Other conditions, such as high cholesterol and osteoporosis, are also treated as diseases, when in fact they are risk factors for diseases. Rarely discussed are the lifestyle changes that can be used to prevent the progression of these conditions into disease. In fact, many heavily marketed drugs for conditions such as anxiety, sleeplessness, and fatigue might be best treated with lifestyle changes, not drugs.
Yet a 2007 report in Business Week Healthcare, a trade journal for the pharmaceutical industry, notes that lifestyle drugs, not changes, are where the financial potential lies: “The market for lifestyle drugs has become one of the most dynamic and commercially attractive sectors in the pharmaceutical industry. With … aging demographics as well as increases in health awareness, disposable incomes, and pharmaceutical branding activity, conditions appear highly favorable for further growth.”
Some might wonder why the pharmaceutical companies need to spend so much time branding new diseases—there are plenty of real ones out there already. But given how long it takes to create new drugs, patent expirations, and the difficulty in finding novel treatments for complex diseases, it’s easier to find new indications for already approved drugs.

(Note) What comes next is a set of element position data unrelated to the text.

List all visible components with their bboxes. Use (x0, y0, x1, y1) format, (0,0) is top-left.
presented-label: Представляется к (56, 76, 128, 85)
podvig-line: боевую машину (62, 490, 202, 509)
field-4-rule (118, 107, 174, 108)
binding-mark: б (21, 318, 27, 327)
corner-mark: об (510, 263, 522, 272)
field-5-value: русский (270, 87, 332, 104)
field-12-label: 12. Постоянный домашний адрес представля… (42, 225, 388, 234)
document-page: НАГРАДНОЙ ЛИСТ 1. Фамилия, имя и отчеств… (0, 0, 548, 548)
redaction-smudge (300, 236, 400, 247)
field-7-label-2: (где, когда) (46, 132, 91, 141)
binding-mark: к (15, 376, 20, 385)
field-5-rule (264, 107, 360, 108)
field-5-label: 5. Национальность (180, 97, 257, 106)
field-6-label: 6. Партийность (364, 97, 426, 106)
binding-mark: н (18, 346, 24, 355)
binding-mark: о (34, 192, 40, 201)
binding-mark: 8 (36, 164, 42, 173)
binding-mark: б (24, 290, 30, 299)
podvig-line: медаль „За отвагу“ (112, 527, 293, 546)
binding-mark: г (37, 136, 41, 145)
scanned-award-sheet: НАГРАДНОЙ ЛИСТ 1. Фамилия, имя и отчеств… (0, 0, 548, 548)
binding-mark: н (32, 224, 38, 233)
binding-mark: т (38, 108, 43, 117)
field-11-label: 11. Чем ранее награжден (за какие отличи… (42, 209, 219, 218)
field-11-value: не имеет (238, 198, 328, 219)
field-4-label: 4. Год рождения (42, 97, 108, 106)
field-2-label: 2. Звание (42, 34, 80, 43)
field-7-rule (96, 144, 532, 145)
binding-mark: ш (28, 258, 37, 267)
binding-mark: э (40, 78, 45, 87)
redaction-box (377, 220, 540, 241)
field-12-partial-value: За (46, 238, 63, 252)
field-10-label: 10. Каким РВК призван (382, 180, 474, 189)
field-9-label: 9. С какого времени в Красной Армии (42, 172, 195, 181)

For instance, two major drug companies spent more on raising the awareness of Fibromyalgia than they did on the well-established diseases of diabetes and Alzheimer’s, mainly because there are effective drugs already on the market for diabetes and Alzheimer’s has alluded most forms of treatment. With no new blockbuster drugs in the pipeline, drug companies spend about 2.5 times the amount on marketing and promotion than they do on research, prompting consumers to buy more of their product, sick or not.